2016-02-04T14:11:15.446Z vsan-c02-n02 vmkernel: cpu18:33229)WARNING: lsi_mr3: fusionReset:2641: megaraid_sas: resetting fusion adapter.
2016-02-04T14:11:25.398Z vsan-c02-n02 vmkernel: cpu17:33229)WARNING: lsi_mr3: megasas_transition_to_ready:1735: megasas: Waiting for FW to come to ready state
2016-02-04T14:11:32.052Z vsan-c02-n02 vmkernel: cpu5:33229)WARNING: lsi_mr3: megasas_transition_to_ready:1848: megasas: FW now in Ready state
2016-02-04T14:11:32.102Z vsan-c02-n02 vmkernel: cpu5:33229)WARNING: lsi_mr3: mfiDMAAlloc:205: mfi: failed to allocate 124 DMA buffer. Out of memory.
2016-02-04T14:11:32.102Z vsan-c02-n02 vmkernel: cpu5:33229)WARNING: lsi_mr3: mfiGetAdapterInfo:1207: Failed to alloc mem for controller info
2016-02-04T14:11:32.102Z vsan-c02-n02 vmkernel: cpu5:33229)WARNING: lsi_mr3: fusionReset:2800: Failed to get adapter info
2016-02-04T14:12:23.636Z vsan-c02-n02 vmkwarning: cpu4:4610841)WARNING: lsi_mr3: fusionReset:2759: megaraid_sas: fusionIocInit() failed!
2016-02-04T14:12:57.701Z vsan-c02-n02 vmkernel: cpu27:4610841)WARNING: lsi_mr3: fusionReset:2825: megaraid_sas: Reset failed, killing adapter.
2016-02-04T14:12:57.701Z vsan-c02-n02 vmkernel: cpu27:4610841)lsi_mr3: mfi_TaskMgmt:259: Processing taskMgmt abort for device: vmhba0:C0:T4:L0
2016-02-04T14:12:57.701Z vsan-c02-n02 vmkernel: cpu27:4610841)lsi_mr3: mfi_TaskMgmt:267: ABORT
2016-02-04T14:12:58.701Z vsan-c02-n02 vmkwarning: cpu2:4610842)WARNING: lsi_mr3: fusionWaitForOutstanding:2562: megasas: Found FW in FAULT state, will reset adapter.
2016-02-04T14:12:58.701Z vsan-c02-n02 vmkernel: cpu2:4610842)WARNING: lsi_mr3: fusionReset:2641: megaraid_sas: resetting fusion adapter.
2016-02-04T14:12:58.701Z vsan-c02-n02 vmkernel: cpu2:4610842)WARNING: lsi_mr3: fusionReset:2668: megaraid_sas: Reset not supported, killing adapter.
vsphere 6.0u1b, esxi on 6.0u1a, h730 driver is 6.606.12.00-1OEM, already following KBs 2136374, 2135494, 2109665 and all hardware+firmware is HCL.
We had another all disk group failure on Saturday our selves. One disk didn't come back online and Dell replaced it. I haven't heard back on possible reason(s) why - uploaded logs to my case earlier in the week. I'll let you know what I hear.
Quick question. Are you using the PERC730, or the 730 Mini (the weird mezzanine card one).

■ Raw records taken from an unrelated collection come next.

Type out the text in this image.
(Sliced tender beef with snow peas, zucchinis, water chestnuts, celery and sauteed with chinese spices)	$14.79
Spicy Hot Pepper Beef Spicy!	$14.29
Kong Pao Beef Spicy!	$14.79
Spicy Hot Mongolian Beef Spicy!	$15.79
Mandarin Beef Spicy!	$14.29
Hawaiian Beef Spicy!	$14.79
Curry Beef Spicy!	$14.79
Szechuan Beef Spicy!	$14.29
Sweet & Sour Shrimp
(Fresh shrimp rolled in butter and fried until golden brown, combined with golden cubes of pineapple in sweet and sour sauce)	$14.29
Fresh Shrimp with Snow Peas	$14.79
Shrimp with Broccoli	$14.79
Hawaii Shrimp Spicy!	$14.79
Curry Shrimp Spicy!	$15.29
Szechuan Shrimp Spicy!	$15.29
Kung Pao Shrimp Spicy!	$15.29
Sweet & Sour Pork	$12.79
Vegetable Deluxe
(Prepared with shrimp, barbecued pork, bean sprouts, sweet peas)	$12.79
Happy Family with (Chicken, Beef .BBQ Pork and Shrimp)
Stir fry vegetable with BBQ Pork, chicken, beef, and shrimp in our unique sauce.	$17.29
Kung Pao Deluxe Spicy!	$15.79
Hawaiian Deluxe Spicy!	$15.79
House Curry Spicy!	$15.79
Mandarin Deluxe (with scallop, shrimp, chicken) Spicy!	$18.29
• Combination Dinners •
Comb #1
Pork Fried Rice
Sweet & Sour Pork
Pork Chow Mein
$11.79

Also you said Dell replaced it, what did they replaced (The controller, the mid-plane, a full hero kit?)
We're using the Mini:
PERC H730 Mini (Embedded)
Dell has a beta driver available that resolves this particular PSOD/crash. I would suggest requesting that your Dell support case be escalated to Dell IPS as their escalated/high level support should be well aware of this fix.
Thanks, have requested on my support case..

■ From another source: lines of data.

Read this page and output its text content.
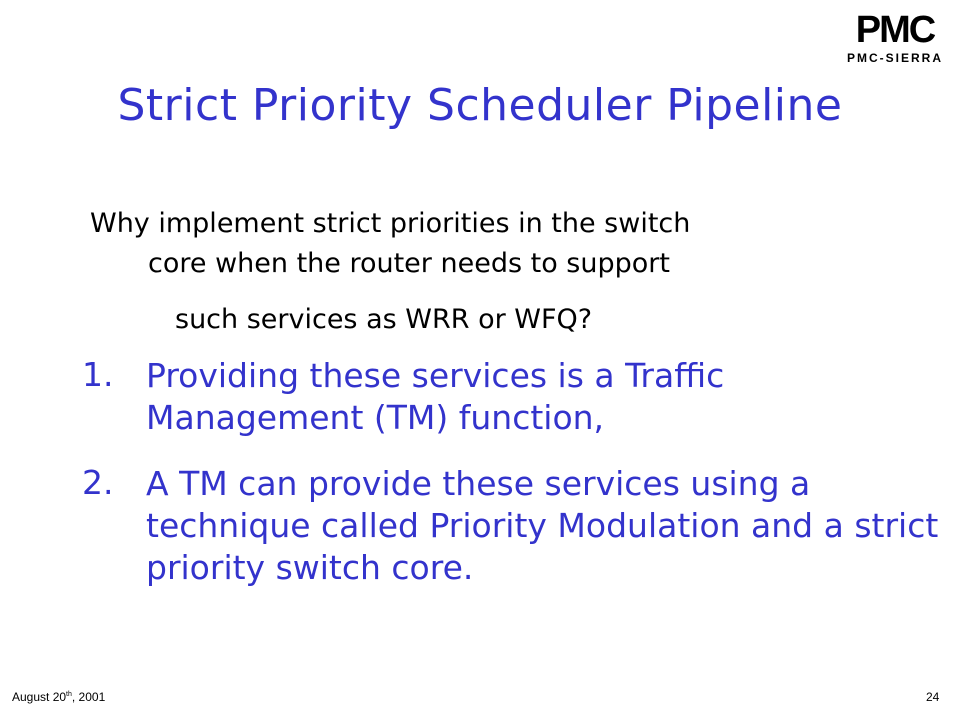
PMC
PMC-SIERRA
Strict Priority Scheduler Pipeline
Why implement strict priorities in the switch
core when the router needs to support
such services as WRR or WFQ?
1. Providing these services is a Traffic Management (TM) function,
2. A TM can provide these services using a technique called Priority Modulation and a strict priority switch core.
August 20th, 2001	24
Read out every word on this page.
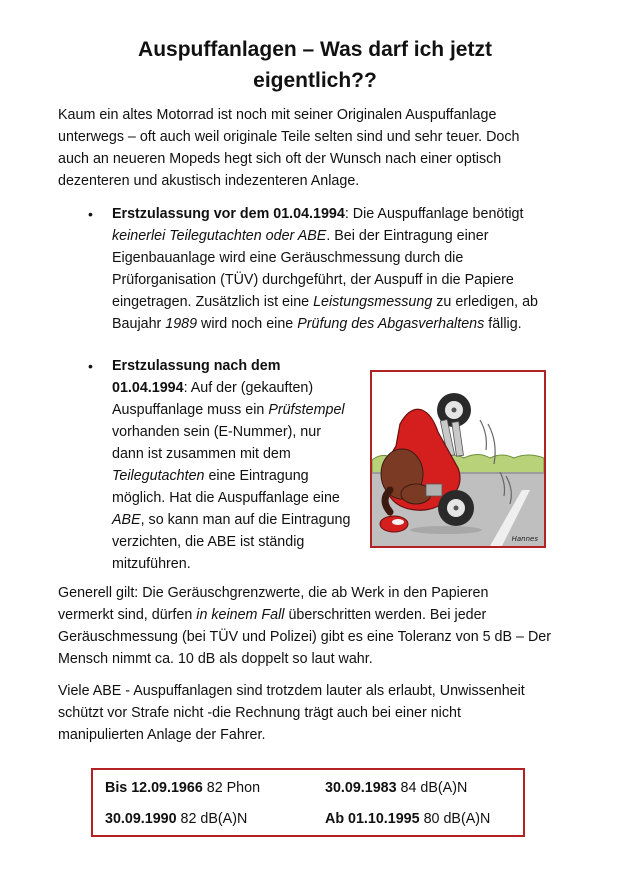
Auspuffanlagen – Was darf ich jetzt
eigentlich??
Kaum ein altes Motorrad ist noch mit seiner Originalen Auspuffanlage
unterwegs – oft auch weil originale Teile selten sind und sehr teuer. Doch
auch an neueren Mopeds hegt sich oft der Wunsch nach einer optisch
dezenteren und akustisch indezenteren Anlage.
• Erstzulassung vor dem 01.04.1994: Die Auspuffanlage benötigt
keinerlei Teilegutachten oder ABE. Bei der Eintragung einer
Eigenbauanlage wird eine Geräuschmessung durch die
Prüforganisation (TÜV) durchgeführt, der Auspuff in die Papiere
eingetragen. Zusätzlich ist eine Leistungsmessung zu erledigen, ab
Baujahr 1989 wird noch eine Prüfung des Abgasverhaltens fällig.
• Erstzulassung nach dem
01.04.1994: Auf der (gekauften)
Auspuffanlage muss ein Prüfstempel
vorhanden sein (E-Nummer), nur
dann ist zusammen mit dem
Teilegutachten eine Eintragung
möglich. Hat die Auspuffanlage eine
ABE, so kann man auf die Eintragung
verzichten, die ABE ist ständig
mitzuführen.
Hannes
Generell gilt: Die Geräuschgrenzwerte, die ab Werk in den Papieren
vermerkt sind, dürfen in keinem Fall überschritten werden. Bei jeder
Geräuschmessung (bei TÜV und Polizei) gibt es eine Toleranz von 5 dB – Der
Mensch nimmt ca. 10 dB als doppelt so laut wahr.
Viele ABE - Auspuffanlagen sind trotzdem lauter als erlaubt, Unwissenheit
schützt vor Strafe nicht -die Rechnung trägt auch bei einer nicht
manipulierten Anlage der Fahrer.
Bis 12.09.1966 82 Phon	30.09.1983 84 dB(A)N
30.09.1990 82 dB(A)N	Ab 01.10.1995 80 dB(A)N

You're welcome Alain. Further, if you know have a VMware support case and know the number, I can try to speed up the process of obtaining that driver for you. If you'd like to keep it private you can send it to me with a direct message on this board.

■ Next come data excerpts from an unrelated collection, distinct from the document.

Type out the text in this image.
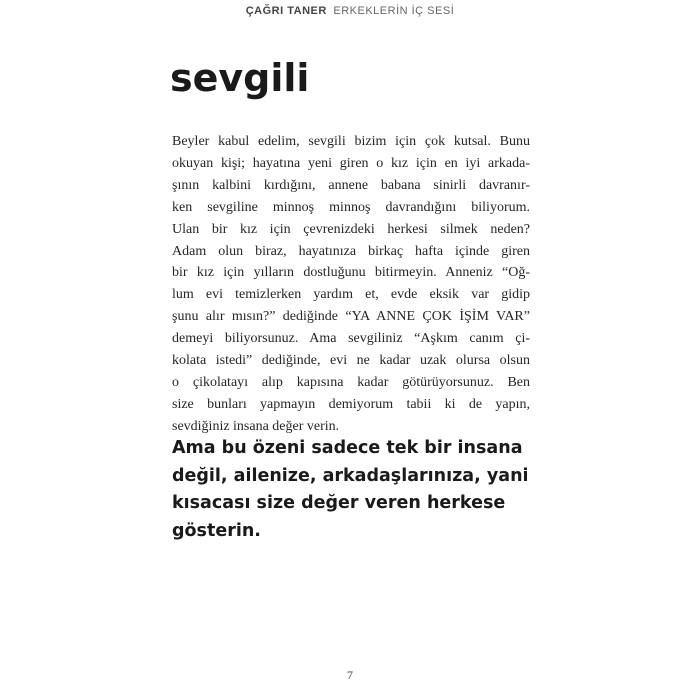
ÇAĞRI TANER ERKEKLERİN İÇ SESİ
sevgili
Beyler kabul edelim, sevgili bizim için çok kutsal. Bunu
okuyan kişi; hayatına yeni giren o kız için en iyi arkada-
şının kalbini kırdığını, annene babana sinirli davranır-
ken sevgiline minnoş minnoş davrandığını biliyorum.
Ulan bir kız için çevrenizdeki herkesi silmek neden?
Adam olun biraz, hayatınıza birkaç hafta içinde giren
bir kız için yılların dostluğunu bitirmeyin. Anneniz “Oğ-
lum evi temizlerken yardım et, evde eksik var gidip
şunu alır mısın?” dediğinde “YA ANNE ÇOK İŞİM VAR”
demeyi biliyorsunuz. Ama sevgiliniz “Aşkım canım çi-
kolata istedi” dediğinde, evi ne kadar uzak olursa olsun
o çikolatayı alıp kapısına kadar götürüyorsunuz. Ben
size bunları yapmayın demiyorum tabii ki de yapın,
sevdiğiniz insana değer verin.
Ama bu özeni sadece tek bir insana
değil, ailenize, arkadaşlarınıza, yani
kısacası size değer veren herkese
gösterin.
7
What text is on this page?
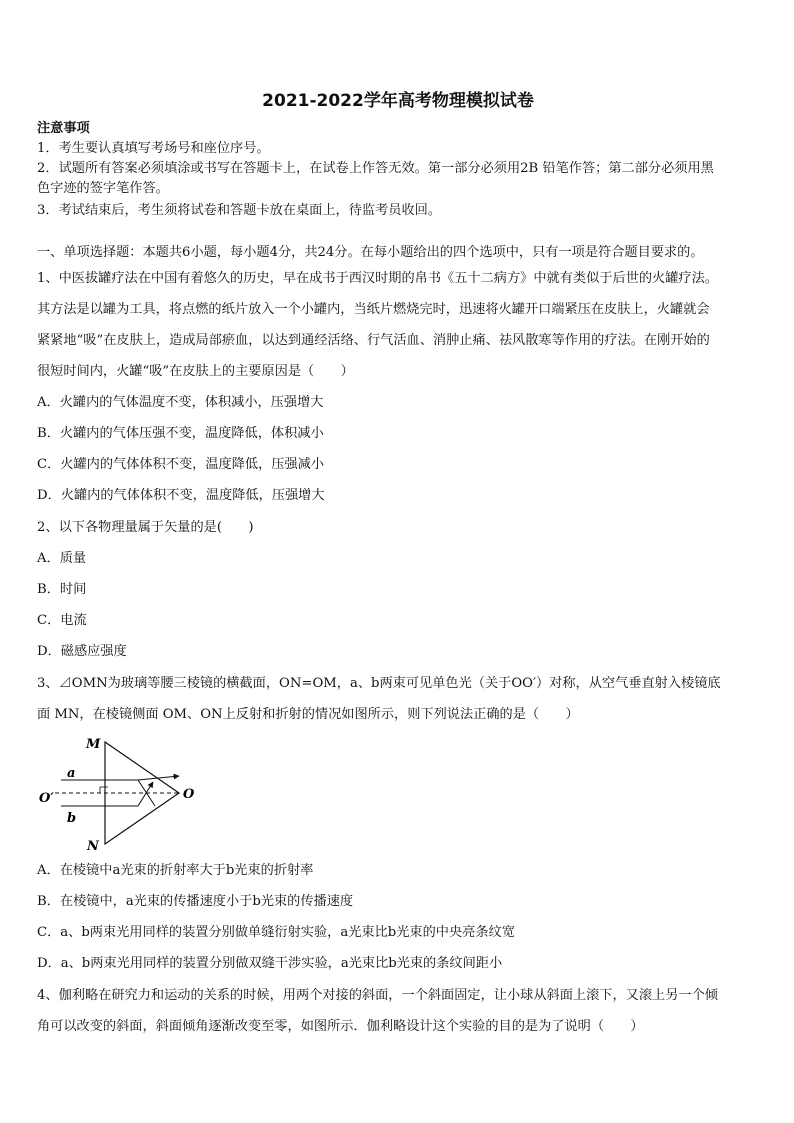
2021-2022学年高考物理模拟试卷
注意事项
1．考生要认真填写考场号和座位序号。
2．试题所有答案必须填涂或书写在答题卡上，在试卷上作答无效。第一部分必须用2B 铅笔作答；第二部分必须用黑
色字迹的签字笔作答。
3．考试结束后，考生须将试卷和答题卡放在桌面上，待监考员收回。
一、单项选择题：本题共6小题，每小题4分，共24分。在每小题给出的四个选项中，只有一项是符合题目要求的。
1、中医拔罐疗法在中国有着悠久的历史，早在成书于西汉时期的帛书《五十二病方》中就有类似于后世的火罐疗法。
其方法是以罐为工具，将点燃的纸片放入一个小罐内，当纸片燃烧完时，迅速将火罐开口端紧压在皮肤上，火罐就会
紧紧地“吸”在皮肤上，造成局部瘀血，以达到通经活络、行气活血、消肿止痛、祛风散寒等作用的疗法。在刚开始的
很短时间内，火罐“吸”在皮肤上的主要原因是（　　）
A．火罐内的气体温度不变，体积减小，压强增大
B．火罐内的气体压强不变，温度降低，体积减小
C．火罐内的气体体积不变，温度降低，压强减小
D．火罐内的气体体积不变，温度降低，压强增大
2、以下各物理量属于矢量的是(　　)
A．质量
B．时间
C．电流
D．磁感应强度
3、⊿OMN为玻璃等腰三棱镜的横截面，ON=OM，a、b两束可见单色光（关于OO′）对称，从空气垂直射入棱镜底
面 MN，在棱镜侧面 OM、ON上反射和折射的情况如图所示，则下列说法正确的是（　　）
M
N
O
O′
a
b
A．在棱镜中a光束的折射率大于b光束的折射率
B．在棱镜中，a光束的传播速度小于b光束的传播速度
C．a、b两束光用同样的装置分别做单缝衍射实验，a光束比b光束的中央亮条纹宽
D．a、b两束光用同样的装置分别做双缝干涉实验，a光束比b光束的条纹间距小
4、伽利略在研究力和运动的关系的时候，用两个对接的斜面，一个斜面固定，让小球从斜面上滚下，又滚上另一个倾
角可以改变的斜面，斜面倾角逐渐改变至零，如图所示．伽利略设计这个实验的目的是为了说明（　　）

Do you have any SNMP/OpenManage logs for what the temprature was like on the PERC mini when things went south. I'm curious if they spiked. Also what are you seeing as the normal operating temperature range.
Thanks for the offer, our VMWare support is provided by Dell as part of our Pro Support so to sure it'll help.